3. Boots and bindings should be snug, not tight, overtightened bindings cause foot pain.

4 & 5. big toe shop fit heat molding nonsense story: heat molding your boots in the shop help you to feel how the boot will fit as it breaks in (not packs out). Don't be oversold on the concept, when the boots are completely packed out its time for a new pair, you are buying them for how they support and love you brand new, right now. The entire time that you wear them they are gonna be 100 degrees farenheit constantly heat molding. Back to the big toe issue.
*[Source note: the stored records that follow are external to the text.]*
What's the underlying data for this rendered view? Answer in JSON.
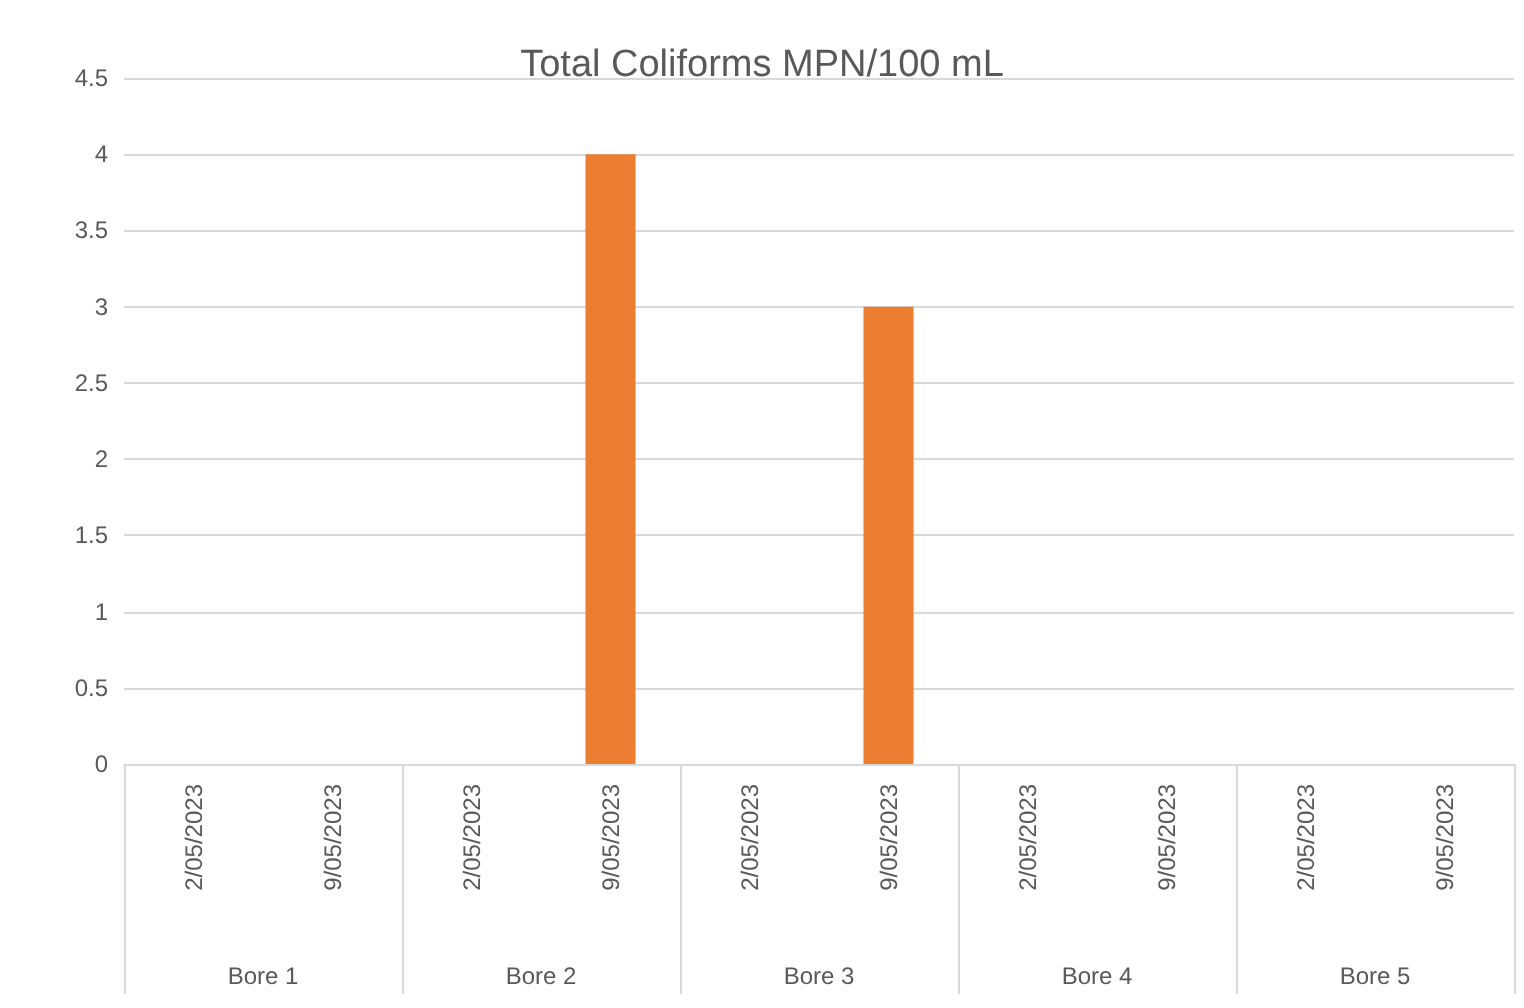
{
  "chart_data": {
    "type": "bar",
    "title": "Total Coliforms MPN/100 mL",
    "categories": [
      "2/05/2023",
      "9/05/2023",
      "2/05/2023",
      "9/05/2023",
      "2/05/2023",
      "9/05/2023",
      "2/05/2023",
      "9/05/2023",
      "2/05/2023",
      "9/05/2023"
    ],
    "values": [
      0,
      0,
      0,
      4,
      0,
      3,
      0,
      0,
      0,
      0
    ],
    "color": "#ed7d31",
    "ylim": [
      0,
      4.5
    ],
    "yticks": [
      0,
      0.5,
      1,
      1.5,
      2,
      2.5,
      3,
      3.5,
      4,
      4.5
    ],
    "grid": "y",
    "annotations": [
      "Bore 1",
      "Bore 2",
      "Bore 3",
      "Bore 4",
      "Bore 5"
    ]
  }
}
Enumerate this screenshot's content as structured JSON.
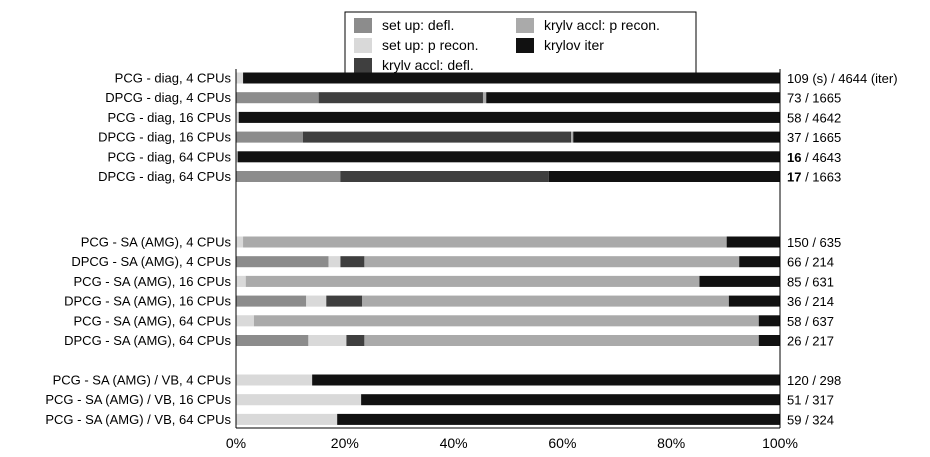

Stand in your boots with your feet shoulderwidth apart and bend your knees so that you squat about 4-6". You will notice that as you bend your knees, your toes will pull back from the front of the boot. In a perfect fitting boot (unless you are shopping it as a hiker who plans to put miles in them) your toes will actually slightly *push* against the front of the toe of the boot in the standing position, and as you bend your knees and they pull back, they will never push against the front when you ride, but still fill the toebox comfortably and perfectly. This is counter-intuitive to any sort of shoe or boot buying in normal life, however it is true.

6. Different brands and even models within brands fit differently, perhaps that model of k2 in those sizes is not a great fit. A bootfitter can also help.

7. I rode 50 days in pain last year in a pair of k2 T1 DB's, a top of the line boot that was my size. This year I got 2 pairs of 32's, the Lashed and TM-Two (these are a little stiffer than the lashed with a considerably thicker liner) and they both fit me much better with their liners swapped. The Tm-twos are a bit too stiff and tight for my fat foot, so the thinner liner of the Lashed allows the perfect amount of room. On the flip, the Lashed with their own liners are a little swimmy and loosey goosey, and with the much burlier liner from the TM-two's I get a really nice fit. Hence I enjoy benefits of frankenbooting.

8. Keep your toenails VERY trim, always, seriously.

Good luck :thumbsup:


----------



## PNWRider (Feb 7, 2012)

I'll keep that in mind about overtightened bindings. Releasing the boots from the bindings helped the pain to dissipate so that might be one cause. I'm not sure I understand what you're saying about heat moulding and pack out. Are you saying the boots will not pack out that much, and if they do, then they should be replaced? My old Saloman Synapses packed out so much in probably 10 days of wear that they became a risk for ankle sprains. I've heard the K2 Maysis Intuition Liner also packs out quite a bit, so sizing down a half-size is the way to go. When I'm standing in the boots, my big toe grazes the front. On the slopes, I think my feet swelled, because my big toe would be curled painfully when standing. When flexed on the board, my foot would pull back and my big toe would not be curled against the front. 



snowklinger said:


> Several points I would make about boot fit, I also have flat feet.
> 
> 1. I find that riding any less than 1x a week and my feet muscles just cannot keep up. When I ride 2 days a week or more, my feet NEVER hurt; but when I go once every 10 days, or at the beginning of the season, the small muscles in my feet really give me alot of pain.
> 
> ...


----------



## Jason (Feb 15, 2011)

My pain felt like my arches were burning. I would literally have to take my boots off for the pain to stop. After every run I would take off my boots/rub my feet and browse a few websites on my phone. Now I only stop to take eat, use the bathroom, or grab a drink.


----------



## snowklinger (Aug 30, 2011)

I'm saying that heat molding in the store basically simulates the heat molding that will take place the entire time you wear the boot. I understand the concept with the intuition liner, and I'm not sure how old your synapses were, but it sounds like they were too big for you to begin with. Any pack out in my liners over 50 days can be easily overcome with a little lace tightening.


----------